TANZİM SATIŞ MARKETLERİ
Öztrak'ın konuşmasından öne çıkan diğer başlıklar şöyle:
Sarayın bildiği bir başka şey de tanzim satış mağazası açmak. 2 yıl önce milleti kış gününde ucuz patates, soğan için, Tanzim satış çadırlarında kuyruklara sokmuşlardı.
Bir de sıkılmadan bunlara 'varlık kuyruğu' demişlerdi. Şimdi de 1000 adet tanzim satış marketi açacakmış. Yani benim oğlum bina okur. Döner döner yine okur Hatalardan ders çıkarmak yerine, Aynı hatalarda ısrar ediyorlar. Sorumluluğu üzerlerinden atmak için, dikkatleri kendi beceriksizliklerinden uzaklaştırmak için, hep aynı oyunu oynuyorlar.
"Oysa bugün enflasyon şaha kalktıysa sebepleri bellidir. Hayat pahalılığının nedeni üretimle büyüyen değil, borçla şişirilen ekonomidir. Gelirle değil krediyle pompalanan tüketimdir. Bu nedenle azan cari açıktır. Hayat pahalılığının nedeni; kayınpeder ve damadın bir olup, Merkez Bankasının 128 milyar dolarlık rezervini
buharlaştırmasıdır. Bugün bu döviz rezervleri yerinde dursaydı, Türk Lirası rüzgârın önündeki yaprak gibi savrulur muydu? Hayat pahalılığının sebebi; faiz sebep, enflasyon sonuç zırvasıyla, Türk Lirasının değerinin pul edilmesidir. Yine hayat pahalılığının nedeni, Türkiye Cumhuriyet Merkez Bankası’nın, araç bağımsızlığına çöken Erdoğan’ın bankanın itibarının yerle bir etmesidir. Enflasyonla mücadelede bankayı etkisiz hale getirmesidir.
'PANDORA BELGELERİ'
"Dün gece dünyada büyük bir skandal patladı. 117 ülkeden, 600’den fazla gazeteciden oluşan, Uluslararası Araştırmacı Gazeteciler Konsorsiyumu, yine büyük bir başarıya imza attı. Yaklaşık 12 milyon belgeyi inceleyerek, vergi cennetlerine aktarılan trilyonlarca doları, gözler önüne serdiler. Pandora belgeleriyle, Pandoranın kutusunu açtılar.

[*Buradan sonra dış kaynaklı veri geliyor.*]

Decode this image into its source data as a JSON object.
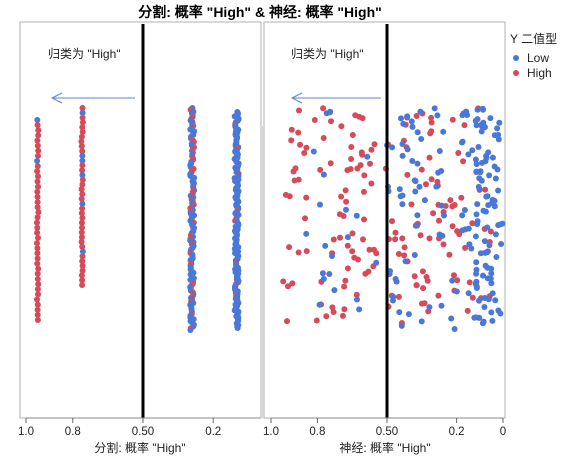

'105 MİLYONLUK BAĞIŞ KİMLERE, NE İÇİN YAPILDI?'
Erdoğan’ın sarayını yapan, şehir hastanelerini işleten müteahhitlik firmasının Türkiye’de kazandığı paraları yurtdışındaki vergi cennetlerine kaçırdığı iddia ediliyor. Bu şirketin tek bir yılda, vergi cennetlerine kaçırdığı paranın, 211 milyon dolar olduğu söyleniyor. Bir de bu off-shore hesaplardan, adresi şimdilik belirsiz 105 milyon dolarlık bir bağış yapıldığı söyleniyor. 105 milyon dolarlık bağış!
Devletten devlete yapılabilecek büyüklükteki bir bağışı, bu şirket acaba kime, kimlere ne için yaptı? Bu ülkede asgari ücretten, milletin yediği ekmekten bile vergi alınırken Türkiye’deki tüm ihaleleri toplayan bu kişilerin, Türkiye’de kazandığı parayı, vergi cennetlerine kaçırması hangi vicdana hangi izana sığar?
Man Adası skandalını unutmak da olmaz. Bu ülkeyi yönetenlerin akrabayı taallukatının vergi cennetlerinde yaptığı işleri elbette unutmadık. 15 yıl önce vergi cennetlerine aktarılan paralar için yüzde 30 vergi kesintisi yapılacağı, Kurumlar Vergisi Kanunu ile hükme bağlandı. Ama Erdoğan Şahsım Hükümetleri,
15 yıldır hangi ülkelerin vergi cenneti olduğuna dair listeyi bilerek yayımlamadı. Yüzde 30 vergi kesintisi yapma hükmü işletilmedi.
'TÜRKİYE, KARA PARA AKLAMA MAKİNESİNE ÇEVRİLDİ'
Erdoğan şahsım hükümetleri bunun yerine, çıkardığı mali aflarla, yurtdışına vergi ödememek için kaçırılan milyarları, yine sıfır vergiyle Türkiye’ye sokulmasına izin verdi. Türkiye bu ahlaksız uygulamalarla dünyanın en büyük, kara para aklama makinesine çevrildi."